Die wöchentliche Regen lag von 14 Millimetern im Osten England auf 46 Millimetern in Nordwesten. Flussflüsse reagierten an vielen Orten, aber zahlreiche Flüsse blieben unter der Norm und Grundwasser fortsetzte ihre saisonale Abnahme. Die vorübergehenden Nutzungsbeschränkungen blieben in großen Teilen Englands in Kraft, die etwa 30 Millionen Menschen umfasst. Die Wasserunternehmen haben weiterhin Dürreverträge und Bestellungen vorbereitet, da sie die Prognosen für Herbst und Winter überprüft haben.

Trockenes Boden speichert eine längere Warnhinweise

Die Guardian berichtete über sehr trockene Bodenbedingungen in den meisten Englands und Wales. Der Bodenfeuchtigkeitsdefizit messen, wie viel Regen benötigt wird, um den Boden zur Felderkapazität zurückzukehren, was es informativer macht als Rohwassergehalt über verschiedene Bodenarten. In Süd-England kann ein typischer Sommerdefizit etwa 100 Millimeter betragen und in einem trockenen Jahr 150 Millimeter oder mehr erreichen. Aktuelle Speicherdefizite in den am stärksten südlichen Gebieten können ungewöhnlich hohen Regenbedrohungen benötigen, um umgekehrt zu werden.

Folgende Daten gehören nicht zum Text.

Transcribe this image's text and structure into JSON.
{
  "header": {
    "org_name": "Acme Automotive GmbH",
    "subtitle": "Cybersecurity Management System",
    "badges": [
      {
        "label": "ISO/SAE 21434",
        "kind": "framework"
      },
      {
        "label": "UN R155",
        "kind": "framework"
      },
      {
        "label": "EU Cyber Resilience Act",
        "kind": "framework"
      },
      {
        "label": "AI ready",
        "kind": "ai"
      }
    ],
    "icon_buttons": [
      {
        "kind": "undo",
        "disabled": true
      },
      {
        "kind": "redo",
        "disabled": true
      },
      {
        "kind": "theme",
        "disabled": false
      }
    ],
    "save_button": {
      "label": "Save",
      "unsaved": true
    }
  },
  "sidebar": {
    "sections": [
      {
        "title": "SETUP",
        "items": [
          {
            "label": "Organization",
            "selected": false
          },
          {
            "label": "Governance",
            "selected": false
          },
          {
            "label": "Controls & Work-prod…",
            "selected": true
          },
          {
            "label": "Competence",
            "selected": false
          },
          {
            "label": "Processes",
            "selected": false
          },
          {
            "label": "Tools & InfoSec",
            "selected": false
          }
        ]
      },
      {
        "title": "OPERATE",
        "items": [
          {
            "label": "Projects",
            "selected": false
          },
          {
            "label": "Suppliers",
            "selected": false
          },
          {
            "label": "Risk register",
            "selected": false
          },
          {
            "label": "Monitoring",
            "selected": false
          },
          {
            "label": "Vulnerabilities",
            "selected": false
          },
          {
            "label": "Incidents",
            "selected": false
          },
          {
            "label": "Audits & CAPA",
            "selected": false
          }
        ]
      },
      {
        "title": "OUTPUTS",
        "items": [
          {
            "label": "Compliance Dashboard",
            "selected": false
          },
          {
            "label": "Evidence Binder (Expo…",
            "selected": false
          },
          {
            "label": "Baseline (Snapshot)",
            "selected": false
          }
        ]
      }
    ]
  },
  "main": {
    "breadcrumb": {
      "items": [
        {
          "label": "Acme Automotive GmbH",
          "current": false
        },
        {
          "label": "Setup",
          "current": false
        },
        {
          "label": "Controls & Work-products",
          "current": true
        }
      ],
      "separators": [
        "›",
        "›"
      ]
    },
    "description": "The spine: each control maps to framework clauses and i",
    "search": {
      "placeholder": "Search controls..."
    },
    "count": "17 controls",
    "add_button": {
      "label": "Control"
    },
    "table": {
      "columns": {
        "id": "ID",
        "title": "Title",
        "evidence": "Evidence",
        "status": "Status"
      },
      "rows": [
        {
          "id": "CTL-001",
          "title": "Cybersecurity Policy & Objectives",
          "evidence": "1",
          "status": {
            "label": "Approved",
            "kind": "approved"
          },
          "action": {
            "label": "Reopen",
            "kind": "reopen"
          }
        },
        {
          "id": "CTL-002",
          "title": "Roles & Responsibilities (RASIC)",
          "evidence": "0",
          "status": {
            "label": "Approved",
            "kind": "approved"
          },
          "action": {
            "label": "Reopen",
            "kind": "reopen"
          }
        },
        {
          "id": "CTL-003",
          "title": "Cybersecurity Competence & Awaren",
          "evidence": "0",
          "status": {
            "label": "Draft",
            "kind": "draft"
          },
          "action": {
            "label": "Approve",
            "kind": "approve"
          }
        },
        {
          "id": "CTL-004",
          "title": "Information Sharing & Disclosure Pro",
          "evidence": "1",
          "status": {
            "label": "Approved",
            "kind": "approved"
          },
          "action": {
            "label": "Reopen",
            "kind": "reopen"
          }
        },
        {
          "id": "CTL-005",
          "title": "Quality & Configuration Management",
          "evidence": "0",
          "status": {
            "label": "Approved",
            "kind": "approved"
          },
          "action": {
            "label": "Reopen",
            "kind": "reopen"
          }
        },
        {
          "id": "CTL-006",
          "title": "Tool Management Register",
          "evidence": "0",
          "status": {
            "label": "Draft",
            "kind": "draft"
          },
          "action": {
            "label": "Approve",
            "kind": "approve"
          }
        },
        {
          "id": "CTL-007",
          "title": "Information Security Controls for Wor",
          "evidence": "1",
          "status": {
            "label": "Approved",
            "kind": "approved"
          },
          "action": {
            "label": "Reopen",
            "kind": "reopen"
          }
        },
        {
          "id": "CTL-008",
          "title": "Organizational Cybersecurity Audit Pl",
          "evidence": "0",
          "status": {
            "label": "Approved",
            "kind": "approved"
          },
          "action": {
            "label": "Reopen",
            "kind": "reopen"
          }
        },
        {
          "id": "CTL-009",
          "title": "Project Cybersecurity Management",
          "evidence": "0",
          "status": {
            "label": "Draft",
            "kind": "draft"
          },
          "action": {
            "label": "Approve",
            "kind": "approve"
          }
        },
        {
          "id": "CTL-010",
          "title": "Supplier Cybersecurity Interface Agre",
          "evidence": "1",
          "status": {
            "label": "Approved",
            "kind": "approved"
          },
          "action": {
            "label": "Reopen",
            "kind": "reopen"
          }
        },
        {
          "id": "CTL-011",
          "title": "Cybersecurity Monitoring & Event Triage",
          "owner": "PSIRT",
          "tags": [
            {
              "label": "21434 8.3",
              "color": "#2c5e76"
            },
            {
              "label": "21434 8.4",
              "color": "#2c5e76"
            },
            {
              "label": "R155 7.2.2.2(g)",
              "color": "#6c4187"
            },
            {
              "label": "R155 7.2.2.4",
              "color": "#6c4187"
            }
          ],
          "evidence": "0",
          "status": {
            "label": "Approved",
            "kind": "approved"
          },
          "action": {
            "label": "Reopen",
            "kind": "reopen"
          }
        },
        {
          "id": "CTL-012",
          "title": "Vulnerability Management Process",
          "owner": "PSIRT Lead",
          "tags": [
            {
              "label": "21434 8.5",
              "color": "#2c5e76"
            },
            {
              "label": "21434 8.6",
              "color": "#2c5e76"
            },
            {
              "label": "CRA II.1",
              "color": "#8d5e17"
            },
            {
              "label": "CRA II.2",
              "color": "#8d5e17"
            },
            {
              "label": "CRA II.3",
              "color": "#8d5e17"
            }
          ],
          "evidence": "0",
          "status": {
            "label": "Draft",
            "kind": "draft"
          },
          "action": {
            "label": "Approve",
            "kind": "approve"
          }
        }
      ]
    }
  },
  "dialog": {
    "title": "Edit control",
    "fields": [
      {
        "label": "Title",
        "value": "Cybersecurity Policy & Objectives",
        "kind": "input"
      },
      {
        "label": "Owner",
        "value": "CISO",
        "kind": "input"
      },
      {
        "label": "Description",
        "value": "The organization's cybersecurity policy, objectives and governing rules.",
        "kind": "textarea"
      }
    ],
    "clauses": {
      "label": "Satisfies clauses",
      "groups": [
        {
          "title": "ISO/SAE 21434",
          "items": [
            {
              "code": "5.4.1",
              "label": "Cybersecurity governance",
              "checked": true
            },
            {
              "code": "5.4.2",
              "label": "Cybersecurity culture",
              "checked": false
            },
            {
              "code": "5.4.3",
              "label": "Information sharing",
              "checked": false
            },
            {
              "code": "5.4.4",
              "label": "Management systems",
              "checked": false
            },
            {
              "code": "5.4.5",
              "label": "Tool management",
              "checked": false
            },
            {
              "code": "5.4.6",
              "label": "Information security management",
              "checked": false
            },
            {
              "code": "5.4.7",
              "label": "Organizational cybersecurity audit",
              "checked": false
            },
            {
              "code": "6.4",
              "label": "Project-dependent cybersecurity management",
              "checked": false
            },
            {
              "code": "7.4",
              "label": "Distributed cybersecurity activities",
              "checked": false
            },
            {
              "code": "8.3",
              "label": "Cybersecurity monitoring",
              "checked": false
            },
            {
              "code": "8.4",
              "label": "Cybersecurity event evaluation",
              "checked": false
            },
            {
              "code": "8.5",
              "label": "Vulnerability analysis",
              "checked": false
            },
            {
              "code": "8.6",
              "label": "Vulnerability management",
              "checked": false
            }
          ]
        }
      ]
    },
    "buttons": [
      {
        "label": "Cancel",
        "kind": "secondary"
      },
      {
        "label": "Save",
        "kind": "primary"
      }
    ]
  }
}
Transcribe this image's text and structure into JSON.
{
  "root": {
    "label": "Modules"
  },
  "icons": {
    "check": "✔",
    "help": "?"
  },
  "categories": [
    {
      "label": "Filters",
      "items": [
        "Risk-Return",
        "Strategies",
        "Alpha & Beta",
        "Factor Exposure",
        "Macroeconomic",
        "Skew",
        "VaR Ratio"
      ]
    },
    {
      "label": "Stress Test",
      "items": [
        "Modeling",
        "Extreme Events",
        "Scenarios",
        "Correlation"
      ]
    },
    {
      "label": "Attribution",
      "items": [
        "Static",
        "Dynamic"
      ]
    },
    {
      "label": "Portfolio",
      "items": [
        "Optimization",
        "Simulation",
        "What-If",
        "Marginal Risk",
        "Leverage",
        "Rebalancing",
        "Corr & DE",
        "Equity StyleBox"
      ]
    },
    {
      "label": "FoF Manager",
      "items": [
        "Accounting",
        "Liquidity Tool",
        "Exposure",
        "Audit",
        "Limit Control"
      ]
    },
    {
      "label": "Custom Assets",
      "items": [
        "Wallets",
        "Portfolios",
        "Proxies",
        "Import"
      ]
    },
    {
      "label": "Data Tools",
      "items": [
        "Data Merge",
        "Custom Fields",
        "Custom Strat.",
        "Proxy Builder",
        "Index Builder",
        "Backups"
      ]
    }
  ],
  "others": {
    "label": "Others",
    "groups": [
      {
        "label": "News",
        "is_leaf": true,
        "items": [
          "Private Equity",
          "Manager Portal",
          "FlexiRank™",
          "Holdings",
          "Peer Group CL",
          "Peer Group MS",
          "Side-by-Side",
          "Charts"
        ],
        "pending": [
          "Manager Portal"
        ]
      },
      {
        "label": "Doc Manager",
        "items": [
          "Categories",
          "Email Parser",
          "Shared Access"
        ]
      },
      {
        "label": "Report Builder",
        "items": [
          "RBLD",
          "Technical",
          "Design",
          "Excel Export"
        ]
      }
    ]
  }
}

Nachhaltige Boden- und Grundwassermangel ist außerhalb von Haushaltsbeschränkungen. Trockene Bedingungen können die Erntebeständigkeit verringern, Abstraktion für Landwirte, Sträuchereien und Navigation einschränken und die Subsidiaritätsrisiken erhöhen, in denen Schlammboden zusammenbrechen und Gebäude bewegen. Die jüngste Regen haben einige landwirtschaftliche Druck erleichtert, da die Höhe der Reinigungsaison vergangen ist und die Anzahl der Abstraktionsbeschränkungen leicht zurückgegangen ist. Es hat jedoch nicht die breitere Trocknungsklassifizierung geändert oder die Rückgang der öffentlichen Versorgungslagerung umgekehrt.

Winterplanung wird zum nächsten Entscheidungspunkt

Die Umweltagentur forderte die Wasservereinheiten auf, aktualisierte Herbst- und Winterprognosen zur Diskussion am 15. September bei der National Drohth Group vorzulegen. Diese Prognosen werden zeigen, ob die Beschränkungen erleichtert werden können oder ob die Dienstleistungen zusätzliche Genehmigungen und Erhaltungsmaßnahmen benötigen. Das zentrale Risiko besteht darin, dass ein gewöhnliches Feuchtigkeitsfluss die Flüsse verbessern kann, ohne Reserven, Grundwasser und Bodenfeuchtigkeit zusammenzubauen. Nachhaltige übermäßige Regenfälle, anstatt isolierte Stürme, werden erforderlich sein, um den aufgestellten Defizit vor dem höheren Nachfrage des kommenden Jahres zu reduzieren.